Basically after many years of travelling and playing all over, we met up in Vancouver in 2012 to record Stainless Steel Heart. It was within the next couple years we formed Blue Moon Marquee.
Your sound is crisp and very natural. There have been comments about AW’s “Djangofried grooves” and your “rhythmic thunder”. Was it a natural fit when you first got together?
Yes, although, our sound has really formed after 4 years of playing together.
AW pipes in: Jass never played the upright and drums before BMM. Our mutual love of early blues/swing/jazz and gypsy jazz formed our sound. We conjured it up.
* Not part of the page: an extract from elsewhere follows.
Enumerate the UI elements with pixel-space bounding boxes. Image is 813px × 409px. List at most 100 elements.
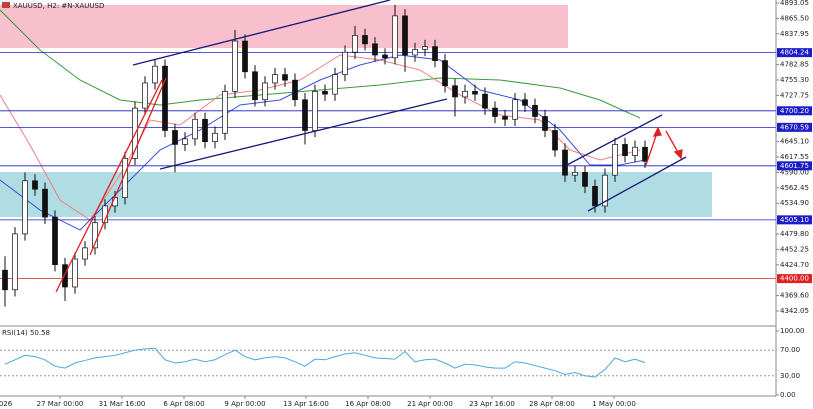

You’re a two-piece with additional local musicians joining you when you travel to various parts of Canada.
It is a very compact unit to travel as a duo. We have spent time and lived all over the country so it is easy to snag players in whatever city for shows.
This must allow you a certain flexibility that a four piece band would not.
For sure. Canada is a tough country to tour geographically. Very pricey for a full band.
Your music is perfect for a live setting! It seems that you are always playing. You must be developing quite a following as a result.
We love performing live. Yes, the shows seem to be getting better and better, which is a fine thing!
You’ll be travelling Europe. That will be an experience. Will it be the two of you or additional musicians?
So excited! It’s been a long time coming. That will be just the two of us. Most of the festivals this summer we will just be a two piece. We will have Morgan Onda, a sax player, joining us for our Kaslo Jazzfest set. We will also be David Vest’s backing band for his set!
Your four albums are available on bandcamp. That seems one of the more artist-friendly means of distribution.
The ol’ internet is heaving with endless sounds, bands, noise. I think it is a useful tool but also overwhelming and it’s often tough to get your music heard in all the chaos.
What is the song writing process for you? Are you always thinking of the next new song?
Sometimes we work together, sometimes apart. There isn’t a set formula. Yeah, we’re always thinking of new tunes.
Do you see songs as recipes (guides) for a musician to work with and add their own touch, or should songs be considered set in stone?
I believe a song has many lives, and can evolve through renditions and remixes. If you are going to cover a tune or pay homage, make it your own.
Are there songs we know that you’d like to give the BMM touch?
Nightmare by Artie Shaw.
Who do you listen to now?
Current artists? C.W. Stoneking is a favourite right now.
How does it feel knowing that you’ll be playing the nation’s Capital on Canada Day – the 150th anniversary?
Well to be honest, we have mixed feelings about it. We are excited to play of course, however the whole idea of ‘Canada Day’ is strange.
To quote Judith Sayers (former chief of the Hupacasath First Nation, located in Port Alberni, B.C.), “On this day, Canada Day, I celebrate our leaders, our elders, our chiefs, our matriarchs, our youth, and our children who are raising their voices to bring attention to issues such as missing and murdered Indigenous women, the need for implementation of the 94 calls to action of the Truth and Reconciliation Commission and the need for First Nations prior and informed consent before there is any development in our territories.”
It is difficult to see tax money spent on decor and lavish celebration when it really should be going towards issues such as First Nations Communities in need of integral necessities such as clean drinking water and more support for our veterans.
Blue Moon Marquee appears on Canada (Saturday July 1) at 5pm on the Tartan Homes Stage at Marion Dewar Plaza (Ottawa City Hall). Admission is free.